Focus Areas
I work with adults 18 and older and often support clients in the following areas. These are described here in a more lived and experiential way, because many people do not come to therapy thinking first in diagnostic terms. They come because something hurts, feels heavy, or no longer fits.
When life feels heavy, driven, or hard to hold
You may look capable on the outside while inwardly feeling anxious, pressured, self-critical, restless, or unable to settle. You may be used to pushing through, staying productive, or holding yourself to exacting standards, even when part of you is tired and longing for relief.
When closeness feels complicated
You may want connection deeply and still find yourself bracing against it. Old attachment wounds can show up as fear of vulnerability, difficulty trusting, loneliness in relationships, or painful patterns of pursuing, withdrawing, pleasing, or protecting yourself before you can be hurt.
When the past still lives in the present
Some experiences do not stay neatly in the past. Trauma, emotional neglect, unresolved grief, or chronic overwhelm can continue to shape the nervous system, sense of self, and capacity for safety, rest, and connection. Therapy can help create a different kind of relationship to what has been carried alone.
When you are in a season of change
Sometimes people come to therapy because an old way of being no longer fits. Life transitions can stir grief, uncertainty, identity questions, and disorientation, even when the change is wanted. This may include shifts in relationship, work, family, aging, faith, or a deeper sense of self.

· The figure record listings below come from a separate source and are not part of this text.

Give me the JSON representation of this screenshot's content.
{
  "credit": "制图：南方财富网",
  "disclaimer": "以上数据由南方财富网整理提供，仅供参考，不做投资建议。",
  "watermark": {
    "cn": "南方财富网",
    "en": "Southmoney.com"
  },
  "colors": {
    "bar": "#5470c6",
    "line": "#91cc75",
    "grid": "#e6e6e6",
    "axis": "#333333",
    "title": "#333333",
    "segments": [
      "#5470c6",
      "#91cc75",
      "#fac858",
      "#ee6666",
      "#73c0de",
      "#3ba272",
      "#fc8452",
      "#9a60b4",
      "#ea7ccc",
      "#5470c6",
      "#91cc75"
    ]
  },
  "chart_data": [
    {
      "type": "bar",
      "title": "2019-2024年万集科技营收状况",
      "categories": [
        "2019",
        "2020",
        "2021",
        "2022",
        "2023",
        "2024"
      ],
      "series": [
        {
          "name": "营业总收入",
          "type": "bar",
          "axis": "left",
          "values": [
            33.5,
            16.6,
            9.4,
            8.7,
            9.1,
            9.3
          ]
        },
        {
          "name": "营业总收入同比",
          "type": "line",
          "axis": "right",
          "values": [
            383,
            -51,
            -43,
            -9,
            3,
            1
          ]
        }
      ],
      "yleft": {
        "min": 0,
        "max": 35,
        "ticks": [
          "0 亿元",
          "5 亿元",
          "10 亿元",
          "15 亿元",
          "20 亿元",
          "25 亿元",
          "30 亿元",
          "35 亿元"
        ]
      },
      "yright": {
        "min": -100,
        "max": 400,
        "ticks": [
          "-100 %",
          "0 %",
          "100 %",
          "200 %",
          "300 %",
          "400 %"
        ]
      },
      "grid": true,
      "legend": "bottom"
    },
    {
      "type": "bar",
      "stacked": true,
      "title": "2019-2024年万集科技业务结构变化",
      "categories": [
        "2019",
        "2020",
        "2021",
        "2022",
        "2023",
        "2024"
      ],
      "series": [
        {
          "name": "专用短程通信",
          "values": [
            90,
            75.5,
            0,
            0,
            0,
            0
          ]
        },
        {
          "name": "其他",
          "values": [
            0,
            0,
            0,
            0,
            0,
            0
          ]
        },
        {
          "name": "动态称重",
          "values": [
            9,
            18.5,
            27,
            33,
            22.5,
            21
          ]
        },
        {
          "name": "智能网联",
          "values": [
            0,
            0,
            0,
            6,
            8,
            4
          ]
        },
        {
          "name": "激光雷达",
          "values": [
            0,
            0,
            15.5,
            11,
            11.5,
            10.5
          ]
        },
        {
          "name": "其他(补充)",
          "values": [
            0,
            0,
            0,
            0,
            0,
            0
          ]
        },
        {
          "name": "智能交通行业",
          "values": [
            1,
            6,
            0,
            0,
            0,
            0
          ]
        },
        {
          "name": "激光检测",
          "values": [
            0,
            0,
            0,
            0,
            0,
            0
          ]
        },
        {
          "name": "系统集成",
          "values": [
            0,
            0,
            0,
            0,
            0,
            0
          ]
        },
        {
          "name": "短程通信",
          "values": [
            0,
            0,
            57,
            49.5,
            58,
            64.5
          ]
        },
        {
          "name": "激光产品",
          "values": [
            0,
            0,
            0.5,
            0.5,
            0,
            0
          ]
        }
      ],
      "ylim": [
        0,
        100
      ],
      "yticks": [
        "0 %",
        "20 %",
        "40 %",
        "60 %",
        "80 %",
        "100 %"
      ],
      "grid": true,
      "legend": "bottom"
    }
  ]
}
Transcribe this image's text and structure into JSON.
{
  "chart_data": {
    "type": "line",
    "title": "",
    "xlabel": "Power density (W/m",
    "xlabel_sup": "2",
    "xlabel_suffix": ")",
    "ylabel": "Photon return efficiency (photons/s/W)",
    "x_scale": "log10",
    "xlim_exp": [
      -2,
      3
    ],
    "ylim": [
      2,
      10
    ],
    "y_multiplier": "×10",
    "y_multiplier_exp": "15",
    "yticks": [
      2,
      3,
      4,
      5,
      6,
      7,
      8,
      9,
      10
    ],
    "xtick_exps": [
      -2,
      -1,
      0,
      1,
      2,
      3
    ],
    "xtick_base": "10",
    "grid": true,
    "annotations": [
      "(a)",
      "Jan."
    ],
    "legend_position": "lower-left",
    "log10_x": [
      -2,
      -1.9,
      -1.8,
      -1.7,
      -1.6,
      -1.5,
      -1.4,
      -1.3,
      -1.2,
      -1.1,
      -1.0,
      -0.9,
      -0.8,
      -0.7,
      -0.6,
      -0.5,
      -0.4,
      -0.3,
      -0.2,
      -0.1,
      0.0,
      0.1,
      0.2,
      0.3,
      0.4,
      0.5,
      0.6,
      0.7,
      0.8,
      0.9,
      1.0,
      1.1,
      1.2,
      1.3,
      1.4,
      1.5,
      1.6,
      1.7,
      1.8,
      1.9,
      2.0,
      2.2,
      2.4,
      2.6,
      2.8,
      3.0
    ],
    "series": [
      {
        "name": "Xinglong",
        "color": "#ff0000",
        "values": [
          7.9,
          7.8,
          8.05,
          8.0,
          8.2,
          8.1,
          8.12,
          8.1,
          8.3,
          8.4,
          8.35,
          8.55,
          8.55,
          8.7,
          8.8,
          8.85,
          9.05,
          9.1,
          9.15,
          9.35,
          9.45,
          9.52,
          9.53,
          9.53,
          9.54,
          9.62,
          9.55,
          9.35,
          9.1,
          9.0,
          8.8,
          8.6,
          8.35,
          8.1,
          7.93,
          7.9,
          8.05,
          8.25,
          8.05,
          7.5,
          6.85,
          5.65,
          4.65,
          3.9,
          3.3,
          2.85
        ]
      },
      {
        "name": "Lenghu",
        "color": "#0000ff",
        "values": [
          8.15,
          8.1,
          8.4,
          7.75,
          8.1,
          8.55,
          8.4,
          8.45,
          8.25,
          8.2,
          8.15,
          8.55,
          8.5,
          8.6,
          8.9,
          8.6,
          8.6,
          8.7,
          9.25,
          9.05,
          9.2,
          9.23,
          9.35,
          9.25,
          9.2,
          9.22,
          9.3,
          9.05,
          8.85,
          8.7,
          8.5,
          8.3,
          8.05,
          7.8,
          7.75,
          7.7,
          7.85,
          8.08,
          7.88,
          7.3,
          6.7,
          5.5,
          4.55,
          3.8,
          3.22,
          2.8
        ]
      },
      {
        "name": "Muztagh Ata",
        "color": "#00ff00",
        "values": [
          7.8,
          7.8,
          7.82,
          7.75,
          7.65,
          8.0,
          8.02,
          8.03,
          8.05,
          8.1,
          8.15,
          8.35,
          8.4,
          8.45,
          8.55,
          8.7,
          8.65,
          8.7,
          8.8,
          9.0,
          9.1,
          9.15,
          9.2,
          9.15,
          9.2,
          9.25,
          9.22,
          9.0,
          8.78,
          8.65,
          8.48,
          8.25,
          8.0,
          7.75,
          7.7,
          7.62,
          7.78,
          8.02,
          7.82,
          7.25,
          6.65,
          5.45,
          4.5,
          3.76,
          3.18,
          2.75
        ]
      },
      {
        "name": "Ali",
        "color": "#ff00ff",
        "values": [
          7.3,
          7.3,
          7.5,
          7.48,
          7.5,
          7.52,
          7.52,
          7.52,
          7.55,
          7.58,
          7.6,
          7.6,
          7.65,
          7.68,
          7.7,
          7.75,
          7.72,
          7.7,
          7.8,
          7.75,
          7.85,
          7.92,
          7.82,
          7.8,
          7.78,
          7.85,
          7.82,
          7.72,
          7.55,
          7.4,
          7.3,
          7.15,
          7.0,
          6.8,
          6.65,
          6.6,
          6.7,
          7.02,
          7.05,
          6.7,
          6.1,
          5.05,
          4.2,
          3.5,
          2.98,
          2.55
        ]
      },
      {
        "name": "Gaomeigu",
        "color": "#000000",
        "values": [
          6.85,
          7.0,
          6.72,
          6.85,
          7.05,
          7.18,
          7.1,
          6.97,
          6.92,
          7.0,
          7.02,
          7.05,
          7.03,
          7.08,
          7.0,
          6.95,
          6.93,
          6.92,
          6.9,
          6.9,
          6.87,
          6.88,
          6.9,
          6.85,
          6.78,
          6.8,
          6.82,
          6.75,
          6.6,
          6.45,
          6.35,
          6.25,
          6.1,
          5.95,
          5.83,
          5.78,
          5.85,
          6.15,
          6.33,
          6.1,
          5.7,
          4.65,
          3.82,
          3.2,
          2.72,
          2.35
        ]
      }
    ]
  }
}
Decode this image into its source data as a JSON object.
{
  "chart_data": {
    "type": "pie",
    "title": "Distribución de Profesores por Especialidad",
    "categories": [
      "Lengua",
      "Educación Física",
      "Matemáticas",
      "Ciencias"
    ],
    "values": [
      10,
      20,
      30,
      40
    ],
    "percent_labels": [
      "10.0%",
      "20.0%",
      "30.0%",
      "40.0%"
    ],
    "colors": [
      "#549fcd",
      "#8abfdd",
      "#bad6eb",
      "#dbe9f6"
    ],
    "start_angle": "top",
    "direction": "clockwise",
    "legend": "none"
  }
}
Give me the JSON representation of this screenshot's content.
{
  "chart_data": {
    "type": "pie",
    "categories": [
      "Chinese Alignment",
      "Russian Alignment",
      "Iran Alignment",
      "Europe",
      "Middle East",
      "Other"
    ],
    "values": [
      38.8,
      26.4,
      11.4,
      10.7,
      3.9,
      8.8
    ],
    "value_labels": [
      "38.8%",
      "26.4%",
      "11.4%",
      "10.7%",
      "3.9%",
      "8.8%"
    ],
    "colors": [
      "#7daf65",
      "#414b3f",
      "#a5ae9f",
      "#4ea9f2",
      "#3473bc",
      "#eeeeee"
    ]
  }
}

When food, body, or self-worth feel painfully entangled
Disordered eating and body distress are often about far more than food. They may hold shame, control, longing, fear, protection, and deeply internalized beliefs about worth. Therapy can offer a compassionate place to understand what these struggles are trying to manage and what healing might make possible.
When grief has many forms
Grief may arise through death, relational loss, estrangement, changing roles, unrealized hopes, or the life you thought you would have. Not all grief is obvious from the outside. Therapy can make room for sorrow, tenderness, anger, and meaning-making at a pace that feels human and bearable.
When perimenopause or menopause is touching more than the body
I also have a special interest in working with women navigating the emotional aspects of perimenopause and menopause. This season of life often brings more than physical change. It can stir grief, vulnerability, identity questions, body image concerns, emotional sensitivity, relationship strain, or a feeling that something once familiar no longer fits. Therapy can offer a steady place to make sense of these changes with compassion, honesty, and depth.
When you are the one others depend on
I especially value working with therapists, helping professionals, athletes, and other high-capacity individuals who are accustomed to being strong for others. Sometimes the people who function most competently in the world are also the ones least accustomed to having a place where they can lay that role down and be fully met in their own experience.